Of course he turned out to be quite a talker. I think the first topic was food. He was hungry. Wanted a hamburger. I made the mistake of suggesting some places to get one, and this led him to the subject of how hamburgers had gotten so much smaller in recent years. He wanted to know why this shrinkage had happened. I mumbled something about the economy, but what I wanted to know was why he didn't get off the bus and get a hamburger. After a while he said he thought a Subway sandwich would be better, but he stayed put.
Looking at my Kindle, he asked where the earphones were. I said I didn't like to use earphones. Told him I like to read silently. Some might have taken this as a hint to pipe down, but he went on to tell me how much he liked to listen to books on his mp3 player. Now he wanted to know whether my mother ever read to me when I was a child. I said both my parents read to me when I was a child. He started talking about how great it would be to have his mother get into bed with him, hand him a glass of wine, and start reading a book. I had no comment on this.
In retrospect, I can see how the mention of being read to in bed led him to his next topic. He said he was riding the bus all the way to the beach and was going to camp there in a three-man tent. There would be plenty of room for us and our stuff, and a third person if we wanted one. Nice, huh? Given his state, I didn't take this as a proposition. I thought we were talking about camping. Silly me! My response was that I hadn't been camping since 1971 and didn't intend to go camping ever again.

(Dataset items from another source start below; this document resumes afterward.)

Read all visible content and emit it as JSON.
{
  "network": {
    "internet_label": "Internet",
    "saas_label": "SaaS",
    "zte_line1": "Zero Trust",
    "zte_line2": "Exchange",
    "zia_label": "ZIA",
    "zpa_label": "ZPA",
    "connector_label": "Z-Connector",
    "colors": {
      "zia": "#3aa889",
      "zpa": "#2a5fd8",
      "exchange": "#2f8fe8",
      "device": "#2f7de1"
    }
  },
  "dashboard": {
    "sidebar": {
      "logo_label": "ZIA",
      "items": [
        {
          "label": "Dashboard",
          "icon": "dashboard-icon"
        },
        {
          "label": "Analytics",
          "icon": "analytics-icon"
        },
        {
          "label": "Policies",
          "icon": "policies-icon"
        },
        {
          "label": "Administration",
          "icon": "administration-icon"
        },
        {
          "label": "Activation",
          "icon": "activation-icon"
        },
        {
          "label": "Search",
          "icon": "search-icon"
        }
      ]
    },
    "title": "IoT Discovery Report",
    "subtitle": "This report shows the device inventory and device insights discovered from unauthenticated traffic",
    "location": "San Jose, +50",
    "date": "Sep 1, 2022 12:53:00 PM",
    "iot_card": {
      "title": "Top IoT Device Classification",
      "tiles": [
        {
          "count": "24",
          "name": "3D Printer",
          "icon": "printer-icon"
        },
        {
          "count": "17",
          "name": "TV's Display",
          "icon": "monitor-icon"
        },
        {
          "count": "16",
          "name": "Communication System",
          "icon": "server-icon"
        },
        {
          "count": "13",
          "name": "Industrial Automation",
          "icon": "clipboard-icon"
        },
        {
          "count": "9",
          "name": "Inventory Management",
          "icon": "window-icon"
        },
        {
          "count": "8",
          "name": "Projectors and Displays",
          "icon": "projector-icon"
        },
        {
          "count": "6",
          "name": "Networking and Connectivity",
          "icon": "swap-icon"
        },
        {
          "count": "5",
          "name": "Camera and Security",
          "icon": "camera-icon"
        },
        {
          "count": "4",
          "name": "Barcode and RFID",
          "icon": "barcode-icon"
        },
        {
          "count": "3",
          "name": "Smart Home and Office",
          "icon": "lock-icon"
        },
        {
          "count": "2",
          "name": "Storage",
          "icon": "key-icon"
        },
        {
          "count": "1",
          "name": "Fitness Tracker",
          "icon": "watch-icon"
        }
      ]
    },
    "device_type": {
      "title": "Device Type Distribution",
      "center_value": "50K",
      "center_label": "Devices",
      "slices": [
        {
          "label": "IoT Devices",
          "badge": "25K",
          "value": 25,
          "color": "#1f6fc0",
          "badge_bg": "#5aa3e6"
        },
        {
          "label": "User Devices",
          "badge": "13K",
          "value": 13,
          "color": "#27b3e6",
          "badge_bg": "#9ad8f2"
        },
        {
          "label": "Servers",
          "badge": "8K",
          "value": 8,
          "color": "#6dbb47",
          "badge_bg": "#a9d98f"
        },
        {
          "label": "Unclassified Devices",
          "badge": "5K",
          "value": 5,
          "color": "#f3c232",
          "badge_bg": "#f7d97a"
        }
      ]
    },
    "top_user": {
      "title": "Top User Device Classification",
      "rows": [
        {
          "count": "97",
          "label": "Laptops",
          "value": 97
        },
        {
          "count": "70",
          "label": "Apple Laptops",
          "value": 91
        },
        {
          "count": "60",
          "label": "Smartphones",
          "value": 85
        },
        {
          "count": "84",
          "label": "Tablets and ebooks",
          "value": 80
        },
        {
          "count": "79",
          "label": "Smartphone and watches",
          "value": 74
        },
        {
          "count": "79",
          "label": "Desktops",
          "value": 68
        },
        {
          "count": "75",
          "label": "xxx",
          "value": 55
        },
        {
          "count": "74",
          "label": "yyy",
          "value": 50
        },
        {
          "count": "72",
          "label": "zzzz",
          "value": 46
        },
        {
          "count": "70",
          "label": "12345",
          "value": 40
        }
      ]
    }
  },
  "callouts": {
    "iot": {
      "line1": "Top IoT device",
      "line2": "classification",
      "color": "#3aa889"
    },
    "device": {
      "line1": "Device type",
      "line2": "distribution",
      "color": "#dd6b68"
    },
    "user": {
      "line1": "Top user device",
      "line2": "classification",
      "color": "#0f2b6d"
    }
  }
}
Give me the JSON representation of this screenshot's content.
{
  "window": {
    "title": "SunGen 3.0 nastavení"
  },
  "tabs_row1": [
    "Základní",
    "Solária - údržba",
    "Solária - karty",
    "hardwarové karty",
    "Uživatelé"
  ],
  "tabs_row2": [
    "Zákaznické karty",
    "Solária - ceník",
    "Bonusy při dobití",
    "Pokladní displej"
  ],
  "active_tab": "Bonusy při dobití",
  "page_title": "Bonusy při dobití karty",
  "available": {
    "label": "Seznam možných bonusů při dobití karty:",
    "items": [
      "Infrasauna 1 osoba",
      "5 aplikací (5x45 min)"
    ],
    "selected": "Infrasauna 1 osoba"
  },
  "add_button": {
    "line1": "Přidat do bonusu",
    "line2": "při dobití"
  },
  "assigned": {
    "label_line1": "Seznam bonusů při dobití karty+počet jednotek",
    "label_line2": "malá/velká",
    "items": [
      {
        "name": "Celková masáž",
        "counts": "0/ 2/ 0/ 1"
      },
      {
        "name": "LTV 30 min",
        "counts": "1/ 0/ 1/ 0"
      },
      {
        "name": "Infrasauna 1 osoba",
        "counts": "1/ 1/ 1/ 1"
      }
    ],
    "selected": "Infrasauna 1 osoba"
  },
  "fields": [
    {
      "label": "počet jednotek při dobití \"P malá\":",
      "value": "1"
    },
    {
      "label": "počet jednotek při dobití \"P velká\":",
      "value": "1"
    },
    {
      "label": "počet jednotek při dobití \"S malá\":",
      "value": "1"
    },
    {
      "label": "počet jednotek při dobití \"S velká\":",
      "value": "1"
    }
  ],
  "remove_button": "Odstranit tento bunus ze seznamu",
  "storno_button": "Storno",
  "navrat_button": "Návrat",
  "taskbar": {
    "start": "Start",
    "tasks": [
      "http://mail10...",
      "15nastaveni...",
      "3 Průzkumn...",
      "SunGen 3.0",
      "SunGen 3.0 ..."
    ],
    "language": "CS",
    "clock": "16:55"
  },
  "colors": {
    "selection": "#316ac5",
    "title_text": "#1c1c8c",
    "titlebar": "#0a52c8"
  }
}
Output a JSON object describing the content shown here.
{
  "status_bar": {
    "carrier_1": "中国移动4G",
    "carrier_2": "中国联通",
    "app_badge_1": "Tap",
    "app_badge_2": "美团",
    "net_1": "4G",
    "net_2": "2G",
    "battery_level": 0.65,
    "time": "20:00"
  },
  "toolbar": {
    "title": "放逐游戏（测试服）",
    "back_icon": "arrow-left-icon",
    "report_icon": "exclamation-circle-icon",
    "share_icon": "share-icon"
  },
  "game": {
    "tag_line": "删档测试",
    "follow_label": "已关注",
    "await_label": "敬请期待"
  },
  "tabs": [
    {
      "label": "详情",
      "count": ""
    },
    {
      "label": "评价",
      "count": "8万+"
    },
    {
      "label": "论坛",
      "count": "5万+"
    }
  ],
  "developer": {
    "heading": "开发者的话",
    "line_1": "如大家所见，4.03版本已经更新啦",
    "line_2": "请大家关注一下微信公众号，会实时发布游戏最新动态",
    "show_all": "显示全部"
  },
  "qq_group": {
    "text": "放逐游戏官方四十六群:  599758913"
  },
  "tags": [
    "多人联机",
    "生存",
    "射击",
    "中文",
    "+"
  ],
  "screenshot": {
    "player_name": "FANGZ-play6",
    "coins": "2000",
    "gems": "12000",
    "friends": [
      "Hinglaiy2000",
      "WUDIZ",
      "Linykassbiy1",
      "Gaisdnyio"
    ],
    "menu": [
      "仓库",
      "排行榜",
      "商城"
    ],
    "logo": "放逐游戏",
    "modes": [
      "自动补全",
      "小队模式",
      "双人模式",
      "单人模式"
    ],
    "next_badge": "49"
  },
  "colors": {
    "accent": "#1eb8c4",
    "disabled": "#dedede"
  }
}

"You're a cougar!" he exclaimed. Having no idea what he meant, I said something like "maybe" or "could be." At this point he mumbled more about my being a cougar and said he was 40 years old, which seemed like a total non sequitur. At the next stop, he got off the bus through the back door, got right back on again through the front door, and sat down in the seat behind me. A gentle burp was the last thing I heard from him, and my own stop came up soon.
Home at last, I googled cougar and found out he thought I was a sexual predator. It was such a tedious way to learn a new word.
I can't help thinking of my favorite lines from Tennyson's Ulysses: " ... experience is an arch wherethrough / Gleams that untravelled world, whose margin fades / For ever and for ever when I move."